A relação com o tempo é outra característica ontológica que separa as duas concepções: de um lado, os fundamentos da vida no kibutz e, de outro, o nacionalismo palestino armado. A forma do kibutz reúne o imaginário (o projeto político de uma comunidade emancipada) e o concreto (respeito à terra e ao trabalho manual e agrícola, vida no local). A experimentação política no local está associada a uma dimensão escatológica, na medida em que os kibutzim fazem parte de uma jornada histórica específica, marcada pelo trauma das minorias judaicas deslocadas e exiladas. Em suma, essas experiências coletivas e integrais representam pequenos reinos no aqui e agora, tanto como o cumprimento de uma promessa de emancipação e redenção fora do tempo da destruição, quanto como um refúgio no espaço-tempo do presente, por meio de uma experiência radicalmente diferente de socialidade.

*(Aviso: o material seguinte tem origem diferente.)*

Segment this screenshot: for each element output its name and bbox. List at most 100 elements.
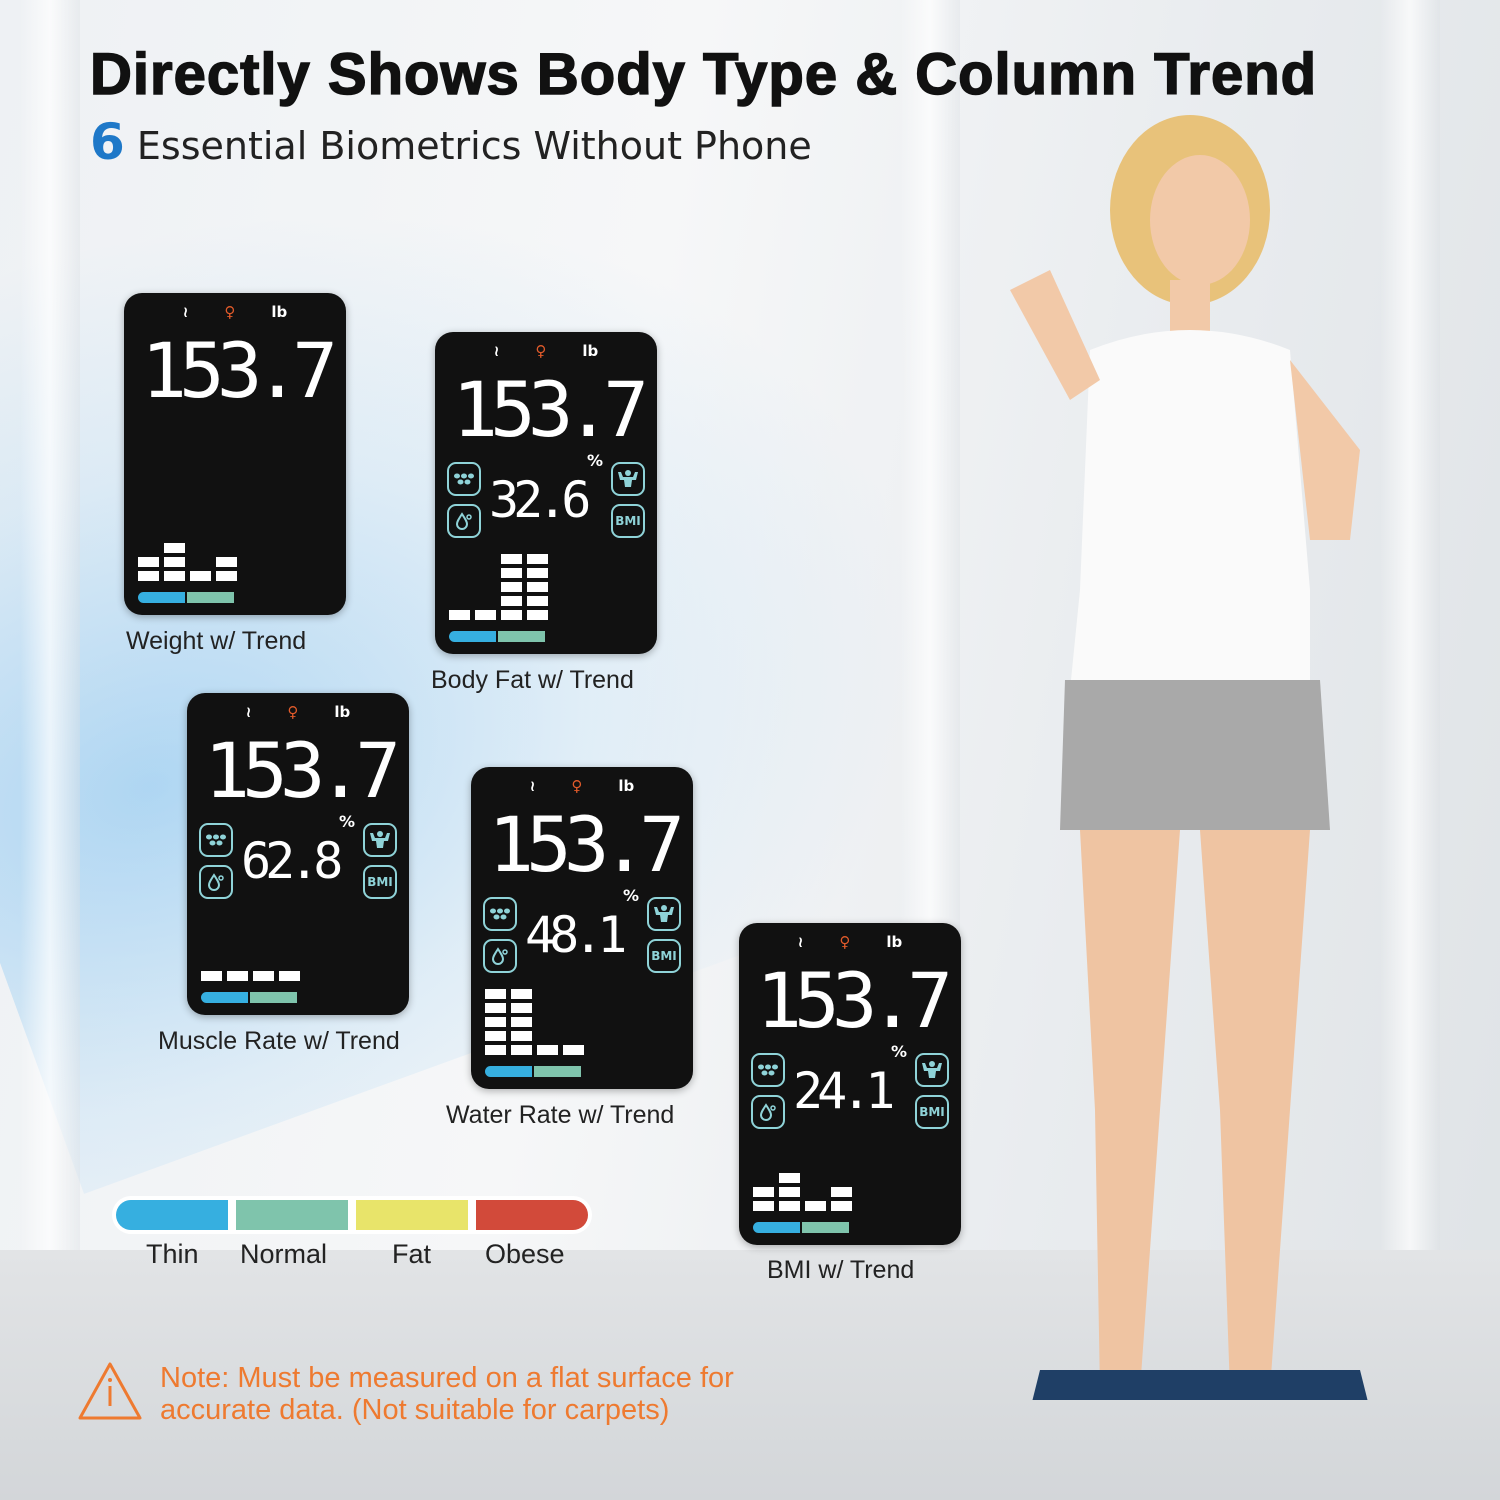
weight-value: 153.7 <box>452 365 649 454</box>
body-type-indicator <box>138 592 234 603</box>
trend-segment <box>501 596 522 606</box>
trend-segment <box>511 1031 532 1041</box>
trend-column <box>279 971 300 981</box>
body-type-indicator <box>485 1066 581 1077</box>
body-fat-icon <box>751 1053 785 1087</box>
body-type-indicator <box>201 992 297 1003</box>
indicator-normal <box>187 592 234 603</box>
trend-column <box>485 989 506 1055</box>
body-fat-icon <box>199 823 233 857</box>
water-drop-icon <box>751 1095 785 1129</box>
trend-columns <box>753 1173 852 1211</box>
indicator-thin <box>753 1222 800 1233</box>
trend-column <box>449 610 470 620</box>
trend-segment <box>485 1017 506 1027</box>
trend-column <box>537 1045 558 1055</box>
female-icon: ♀ <box>224 303 236 321</box>
trend-column <box>201 971 222 981</box>
headline: Directly Shows Body Type & Column Trend <box>89 41 1318 108</box>
unit-label: lb <box>618 777 635 795</box>
indicator-normal <box>498 631 545 642</box>
trend-column <box>511 989 532 1055</box>
trend-segment <box>501 568 522 578</box>
percent-label: % <box>587 451 604 470</box>
trend-column <box>253 971 274 981</box>
trend-segment <box>831 1187 852 1197</box>
user-icon: ≀ <box>797 933 804 951</box>
trend-segment <box>253 971 274 981</box>
trend-column <box>805 1201 826 1211</box>
note-line-2: accurate data. (Not suitable for carpets… <box>160 1394 670 1426</box>
percent-label: % <box>339 812 356 831</box>
trend-segment <box>485 1031 506 1041</box>
trend-column <box>563 1045 584 1055</box>
trend-segment <box>527 568 548 578</box>
trend-segment <box>779 1173 800 1183</box>
user-icon: ≀ <box>182 303 189 321</box>
trend-segment <box>511 1017 532 1027</box>
trend-segment <box>501 554 522 564</box>
status-row: ≀ ♀ lb <box>471 775 693 797</box>
unit-label: lb <box>271 303 288 321</box>
trend-segment <box>216 571 237 581</box>
weight-value: 153.7 <box>204 726 401 815</box>
trend-segment <box>138 571 159 581</box>
unit-label: lb <box>886 933 903 951</box>
trend-column <box>164 543 185 581</box>
metric-value: 32.6 <box>489 471 591 529</box>
weight-value: 153.7 <box>756 956 953 1045</box>
trend-segment <box>527 582 548 592</box>
trend-column <box>527 554 548 620</box>
trend-column <box>475 610 496 620</box>
trend-segment <box>511 989 532 999</box>
water-drop-icon <box>199 865 233 899</box>
sub-text: Essential Biometrics Without Phone <box>136 124 812 168</box>
trend-columns <box>138 543 237 581</box>
trend-column <box>779 1173 800 1211</box>
trend-column <box>501 554 522 620</box>
legend-normal-swatch <box>236 1200 348 1230</box>
metric-value: 62.8 <box>241 832 343 890</box>
user-icon: ≀ <box>245 703 252 721</box>
indicator-thin <box>138 592 185 603</box>
indicator-thin <box>201 992 248 1003</box>
trend-segment <box>138 557 159 567</box>
panel-caption: Water Rate w/ Trend <box>446 1101 675 1129</box>
warning-icon <box>78 1362 142 1420</box>
subheadline: 6 Essential Biometrics Without Phone <box>90 114 812 174</box>
user-icon: ≀ <box>493 342 500 360</box>
trend-segment <box>753 1201 774 1211</box>
weight-value: 153.7 <box>488 800 685 889</box>
trend-segment <box>501 582 522 592</box>
status-row: ≀ ♀ lb <box>187 701 409 723</box>
trend-segment <box>164 543 185 553</box>
body-type-legend-bar <box>112 1196 592 1234</box>
bmi-icon: BMI <box>647 939 681 973</box>
legend-label-normal: Normal <box>240 1239 328 1269</box>
status-row: ≀ ♀ lb <box>435 340 657 362</box>
trend-segment <box>501 610 522 620</box>
bmi-icon: BMI <box>611 504 645 538</box>
panel-caption: Weight w/ Trend <box>126 627 307 655</box>
trend-column <box>190 571 211 581</box>
unit-label: lb <box>334 703 351 721</box>
trend-segment <box>563 1045 584 1055</box>
metric-value: 24.1 <box>793 1062 895 1120</box>
trend-segment <box>779 1201 800 1211</box>
scale-display-panel: ≀ ♀ lb 153.7 24.1 % BMI <box>739 923 961 1245</box>
trend-segment <box>164 557 185 567</box>
trend-segment <box>511 1003 532 1013</box>
scale-display-panel: ≀ ♀ lb 153.7 32.6 % BMI <box>435 332 657 654</box>
panel-caption: Body Fat w/ Trend <box>431 666 634 694</box>
curtain <box>1380 0 1440 1250</box>
panel-caption: BMI w/ Trend <box>767 1256 915 1284</box>
indicator-thin <box>449 631 496 642</box>
female-icon: ♀ <box>535 342 547 360</box>
trend-segment <box>190 571 211 581</box>
sub-number: 6 <box>90 113 125 171</box>
muscle-icon <box>915 1053 949 1087</box>
trend-column <box>216 557 237 581</box>
legend-obese-swatch <box>476 1200 588 1230</box>
indicator-thin <box>485 1066 532 1077</box>
female-icon: ♀ <box>839 933 851 951</box>
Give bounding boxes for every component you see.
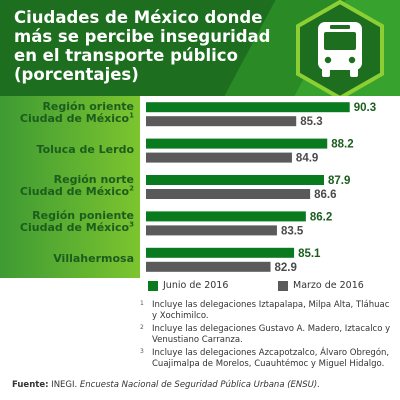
- legend: Junio de 2016 Marzo de 2016: [140, 278, 400, 296]
- data-label: 87.9: [328, 175, 350, 187]
- bar-chart: 90.3 85.3 88.2 84.9 87.9 86.6 86.2 83.5 85.182.9: [140, 96, 400, 278]
- footnotes: 1 Incluye las delegaciones Iztapalapa, Mi…: [138, 300, 396, 372]
- footnote-marker: 3: [129, 220, 134, 229]
- data-label: 85.1: [298, 248, 321, 260]
- footnote: 3 Incluye las delegaciones Azcapotzalco, …: [138, 348, 396, 370]
- header-banner: Ciudades de México donde más se percibe …: [0, 0, 400, 96]
- bar: [146, 225, 277, 236]
- chart-area: 90.3 85.3 88.2 84.9 87.9 86.6 86.2 83.5 85.1 82.9…: [0, 96, 400, 278]
- category-label: Villahermosa: [0, 251, 140, 265]
- category-label-line: Toluca de Lerdo: [36, 142, 134, 156]
- category-label: Toluca de Lerdo: [0, 142, 140, 156]
- footnote: 1 Incluye las delegaciones Iztapalapa, Mi…: [138, 300, 396, 322]
- data-label: 88.2: [331, 139, 353, 151]
- category-label-line: Ciudad de México3: [19, 220, 134, 235]
- legend-swatch: [148, 281, 158, 291]
- plot-background: [140, 96, 400, 278]
- chart-title: Ciudades de México donde más se percibe …: [14, 8, 304, 84]
- footnote-number: 2: [140, 324, 144, 331]
- footnote-text: Incluye las delegaciones Iztapalapa, Mil…: [152, 300, 390, 321]
- category-label-line: Ciudad de México2: [19, 184, 134, 198]
- footnote-marker: 2: [129, 184, 134, 193]
- source-survey: Encuesta Nacional de Seguridad Pública U…: [79, 380, 320, 390]
- category-label-line: Ciudad de México1: [19, 111, 134, 126]
- source-note: Fuente: INEGI. Encuesta Nacional de Segu…: [12, 380, 392, 390]
- footnote: 2 Incluye las delegaciones Gustavo A. Mad…: [138, 324, 396, 346]
- bar: [146, 175, 325, 185]
- category-label: Región norte Ciudad de México2: [0, 174, 140, 198]
- footnote-marker: 1: [129, 111, 134, 120]
- bus-icon-badge: [296, 0, 384, 96]
- bar: [146, 102, 350, 113]
- bus-icon: [318, 22, 362, 77]
- data-label: 86.6: [314, 189, 336, 201]
- category-label-line: Región poniente: [32, 209, 134, 223]
- bar: [146, 138, 328, 149]
- bar: [146, 116, 297, 127]
- footnote-text: Incluye las delegaciones Azcapotzalco, Á…: [152, 348, 390, 369]
- footnote-number: 1: [140, 300, 144, 307]
- bar: [146, 211, 306, 222]
- bar: [146, 189, 311, 199]
- data-label: 83.5: [281, 225, 304, 237]
- data-label: 84.9: [296, 153, 318, 165]
- legend-label: Marzo de 2016: [293, 280, 364, 291]
- bar: [146, 261, 271, 272]
- bar: [146, 152, 292, 163]
- source-label: Fuente:: [12, 380, 49, 390]
- category-label-line: Región oriente: [42, 100, 134, 114]
- data-label: 90.3: [354, 102, 376, 114]
- category-label: Región oriente Ciudad de México1: [0, 101, 140, 125]
- title-line: (porcentajes): [14, 65, 139, 84]
- category-label: Región poniente Ciudad de México3: [0, 210, 140, 234]
- category-label-line: Villahermosa: [53, 251, 134, 265]
- source-org: INEGI.: [48, 380, 80, 390]
- category-label-line: Región norte: [53, 173, 134, 186]
- title-line: Ciudades de México donde: [14, 8, 263, 27]
- data-label: 86.2: [310, 211, 332, 223]
- data-label: 85.3: [300, 116, 322, 128]
- legend-swatch: [278, 281, 288, 291]
- footnote-text: Incluye las delegaciones Gustavo A. Made…: [152, 324, 391, 345]
- data-label: 82.9: [275, 262, 297, 274]
- legend-label: Junio de 2016: [163, 280, 229, 291]
- footnote-number: 3: [140, 348, 144, 355]
- bar: [146, 247, 295, 258]
- title-line: más se percibe inseguridad: [14, 27, 271, 46]
- title-line: en el transporte público: [14, 46, 238, 65]
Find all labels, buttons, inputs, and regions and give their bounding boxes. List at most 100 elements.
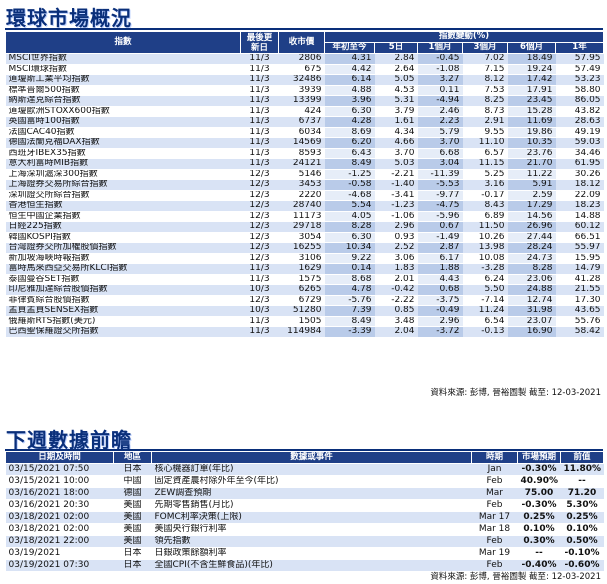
- cell-d5: -3.41: [374, 190, 418, 201]
- cell-m3: 11.10: [462, 137, 508, 149]
- cal-cell-forecast: -0.40%: [517, 559, 561, 572]
- cal-cell-period: Jan: [471, 463, 518, 476]
- cal-cell-previous: 0.50%: [560, 535, 604, 548]
- header-ytd: 年初至今: [324, 42, 375, 54]
- cell-ytd: 0.14: [324, 263, 375, 275]
- cell-ytd: 4.88: [324, 85, 375, 96]
- cell-m1: 0.68: [417, 284, 463, 296]
- cell-m1: 0.67: [417, 221, 463, 233]
- table-row: 恒生中國企業指數 12/3 11173 4.05 -1.06 -5.96 6.89 14.56…: [5, 211, 604, 222]
- header-3m: 3個月: [462, 42, 508, 54]
- cell-close: 114984: [278, 326, 325, 338]
- cell-y1: 15.95: [555, 253, 604, 264]
- cell-name: 新加坡海峽時報指數: [5, 253, 241, 264]
- cell-date: 12/3: [240, 211, 279, 222]
- cell-y1: 34.46: [555, 148, 604, 159]
- cal-cell-period: Mar: [471, 487, 518, 500]
- list-item: 03/19/2021 日本 日銀政策餘額利率 Mar 19 -- -0.10%: [5, 547, 604, 560]
- cell-ytd: 6.30: [324, 106, 375, 117]
- cell-y1: 58.80: [555, 85, 604, 96]
- cell-d5: 4.53: [374, 85, 418, 96]
- table-row: MSCI環球指數 11/3 675 4.42 2.64 -1.08 7.15 19.24 57.…: [5, 64, 604, 75]
- cell-m1: 3.04: [417, 158, 463, 170]
- cell-m3: 7.02: [462, 53, 508, 65]
- cell-close: 5146: [278, 169, 325, 180]
- cal-cell-region: 日本: [113, 559, 152, 572]
- cell-ytd: 3.96: [324, 95, 375, 107]
- cell-d5: -1.06: [374, 211, 418, 222]
- cal-cell-datetime: 03/18/2021 02:00: [5, 523, 114, 536]
- cal-cell-forecast: --: [517, 547, 561, 560]
- cell-close: 24121: [278, 158, 325, 170]
- cell-date: 12/3: [240, 242, 279, 254]
- table-row: 納斯達克綜合指數 11/3 13399 3.96 5.31 -4.94 8.25 23.45 8…: [5, 95, 604, 107]
- cell-date: 11/3: [240, 74, 279, 86]
- cell-d5: 1.83: [374, 263, 418, 275]
- cell-y1: 66.51: [555, 232, 604, 243]
- cell-m3: 9.55: [462, 127, 508, 138]
- cell-name: 上海深圳滬深300指數: [5, 169, 241, 180]
- cell-ytd: 4.31: [324, 53, 375, 65]
- cell-close: 16255: [278, 242, 325, 254]
- table-row: 巴西聖保羅證交所指數 11/3 114984 -3.39 2.04 -3.72 -0.13 1…: [5, 326, 604, 338]
- cal-cell-datetime: 03/16/2021 20:30: [5, 499, 114, 512]
- cell-y1: 43.65: [555, 305, 604, 317]
- cell-m1: 2.23: [417, 116, 463, 128]
- cell-y1: 17.30: [555, 295, 604, 306]
- market-overview-title: 環球市場概況: [6, 6, 132, 30]
- header-close: 收市價: [278, 31, 325, 54]
- cell-m6: 10.35: [507, 137, 556, 149]
- cell-m1: -11.39: [417, 169, 463, 180]
- cell-close: 29718: [278, 221, 325, 233]
- cell-y1: 57.95: [555, 53, 604, 65]
- cal-cell-region: 美國: [113, 523, 152, 536]
- cal-cell-previous: 5.30%: [560, 499, 604, 512]
- cell-y1: 59.03: [555, 137, 604, 149]
- cell-m1: -1.08: [417, 64, 463, 75]
- cal-header-datetime: 日期及時間: [5, 451, 114, 464]
- cell-y1: 22.09: [555, 190, 604, 201]
- table-row: 日經225指數 12/3 29718 8.28 2.96 0.67 11.50 26.96 60…: [5, 221, 604, 233]
- cell-close: 11173: [278, 211, 325, 222]
- cell-date: 11/3: [240, 85, 279, 96]
- cell-name: 孟買孟買SENSEX指數: [5, 305, 241, 317]
- cell-ytd: 6.43: [324, 148, 375, 159]
- table-row: MSCI世界指數 11/3 2806 4.31 2.84 -0.45 7.02 18.49 57…: [5, 53, 604, 65]
- cell-m3: -0.13: [462, 326, 508, 338]
- cal-header-forecast: 市場預期: [517, 451, 561, 464]
- cell-m6: 24.73: [507, 253, 556, 264]
- cell-m1: -4.94: [417, 95, 463, 107]
- table-row: 上海深圳滬深300指數 12/3 5146 -1.25 -2.21 -11.39 5.25 1…: [5, 169, 604, 180]
- market-source-note: 資料來源: 彭博, 晉裕圖製 截至: 12-03-2021: [430, 388, 601, 398]
- cal-cell-datetime: 03/18/2021 02:00: [5, 511, 114, 524]
- cell-ytd: 10.34: [324, 242, 375, 254]
- cell-y1: 28.63: [555, 116, 604, 128]
- cell-m1: 5.79: [417, 127, 463, 138]
- cell-m3: 8.43: [462, 200, 508, 212]
- cal-cell-forecast: -0.30%: [517, 499, 561, 512]
- cell-m1: 2.96: [417, 316, 463, 327]
- cell-m6: 16.90: [507, 326, 556, 338]
- cal-cell-period: Feb: [471, 499, 518, 512]
- cell-ytd: -4.68: [324, 190, 375, 201]
- cell-ytd: 9.22: [324, 253, 375, 264]
- cell-m3: 5.50: [462, 284, 508, 296]
- cell-date: 12/3: [240, 179, 279, 191]
- cell-m3: -3.28: [462, 263, 508, 275]
- cell-name: 上海證券交易所綜合指數: [5, 179, 241, 191]
- cell-m3: 3.16: [462, 179, 508, 191]
- cell-date: 11/3: [240, 263, 279, 275]
- cell-m3: 5.25: [462, 169, 508, 180]
- cal-cell-datetime: 03/19/2021 07:30: [5, 559, 114, 572]
- cell-m6: 14.56: [507, 211, 556, 222]
- header-date: 最後更新日: [240, 31, 279, 54]
- table-row: 台灣證券交所加權股價指數 12/3 16255 10.34 2.52 2.87 13.98 2…: [5, 242, 604, 254]
- cell-ytd: 4.05: [324, 211, 375, 222]
- table-row: 英國富時100指數 11/3 6737 4.28 1.61 2.23 2.91 11.69 28…: [5, 116, 604, 128]
- cell-date: 11/3: [240, 95, 279, 107]
- cal-cell-period: Feb: [471, 559, 518, 572]
- cell-date: 11/3: [240, 116, 279, 128]
- cell-date: 11/3: [240, 53, 279, 65]
- cell-ytd: 4.42: [324, 64, 375, 75]
- cell-d5: 5.05: [374, 74, 418, 86]
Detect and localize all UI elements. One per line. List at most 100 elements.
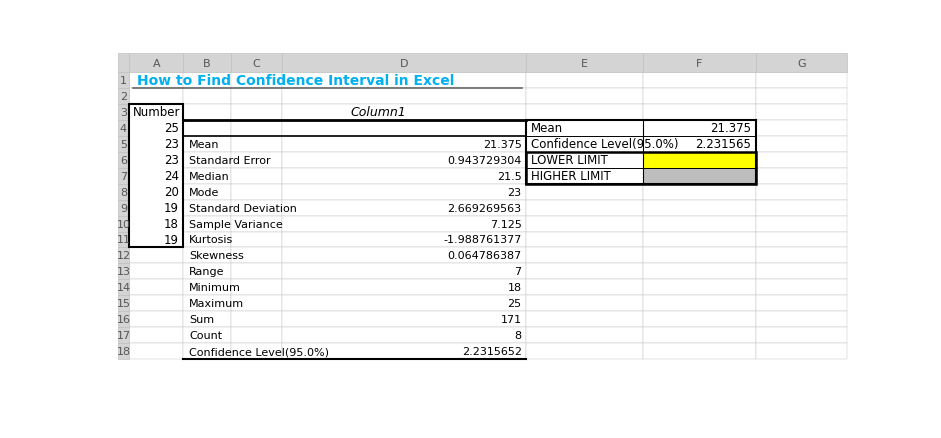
Bar: [129, 264, 183, 280]
Text: 21.5: 21.5: [497, 171, 521, 181]
Bar: [281, 264, 526, 280]
Bar: [129, 137, 183, 152]
Bar: [643, 168, 756, 184]
Bar: [231, 89, 281, 105]
Bar: [129, 343, 183, 359]
Bar: [526, 280, 643, 296]
Bar: [643, 184, 756, 200]
Bar: [118, 54, 129, 73]
Text: How to Find Confidence Interval in Excel: How to Find Confidence Interval in Excel: [136, 74, 454, 88]
Bar: [643, 343, 756, 359]
Bar: [129, 73, 183, 89]
Bar: [183, 264, 231, 280]
Bar: [231, 216, 281, 232]
Bar: [129, 280, 183, 296]
Text: 6: 6: [120, 155, 127, 165]
Text: A: A: [152, 59, 160, 68]
Bar: [526, 248, 643, 264]
Bar: [281, 120, 526, 137]
Bar: [118, 137, 129, 152]
Text: Skewness: Skewness: [189, 251, 244, 261]
Bar: [756, 168, 847, 184]
Bar: [756, 137, 847, 152]
Text: 2: 2: [120, 92, 127, 102]
Bar: [643, 89, 756, 105]
Text: 171: 171: [501, 314, 521, 325]
Bar: [281, 311, 526, 328]
Bar: [118, 168, 129, 184]
Bar: [129, 120, 183, 137]
Bar: [643, 120, 756, 137]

A relação dos “combatentes” do Hamas com o tempo é de natureza radicalmente diferente. O ressentimento dos palestinos e o ódio a Israel, no que diz respeito ao Hamas, é o resultado de uma ferida de identidade associada à “Nakbah” [6], a perda da raiz da pátria palestina após a criação do Estado de Israel. O tempo palestino é o tempo do sumud: um longo tempo de nostalgia que se cristaliza em torno da pátria perdida em 1948, celebrada pelos poetas palestinos e florescendo na memória. Esse tempo de nostalgia exige que nos projetemos em um projeto temporal que é a fuga para a frente, para fora da realidade negativa representada por Israel.
Para a “resistência” do Hamas e de alguns de seus partidários, o Estado de Israel não pode ser considerado uma raiz ; segue sendo um parêntese ou um apêndice e corpo estranho para a Palestina. A escatologia e o projeto de libertação pela força das armas são a marca de uma recusa do aqui e agora e são alimentados por uma socialização do ressentimento, mais ou menos lenta no tempo. Essa tensão niilista, expressa pelo massacre de 7 de outubro de 2023, está destinada a minar o espaço-tempo real da sociedade israelense e suas manifestações existenciais, sejam elas espirituais, libertárias, alternativas ou outras.
A sociedade israelense, que está concentrada em sua sobrevivência, sobre a crise de seu sistema político, está pagando o preço de seu presentismo e de sua efervescência, que a fizeram esquecer o contexto em que se encontra. O ataque do Hamas tem o objetivo de extinguir a democracia, reduzi-la a nada, matando aqueles que estão lutando para mantê-la fora das mãos dos clérigos supremacistas kahanistas que querem governar a política e os negócios em Israel dividindo a sociedade. Mas, apesar dessa catástrofe interna, o Hamas não está mais perto de vencer a luta pela emancipação do povo que pretende representar ou de impor a narrativa de sua concepção de mundo.
[1] Ver Hakim Bey.
[2] Ver Sylvaine Bulle: "La zad, le kibboutz : des expérimentations existentielles", Revue du Mauss, 2/2023 ; James Horrox, 2018, Le mouvement des kibboutz et l’anarchie : Une révolution vivante, Éditions de l’Éclat, Paris.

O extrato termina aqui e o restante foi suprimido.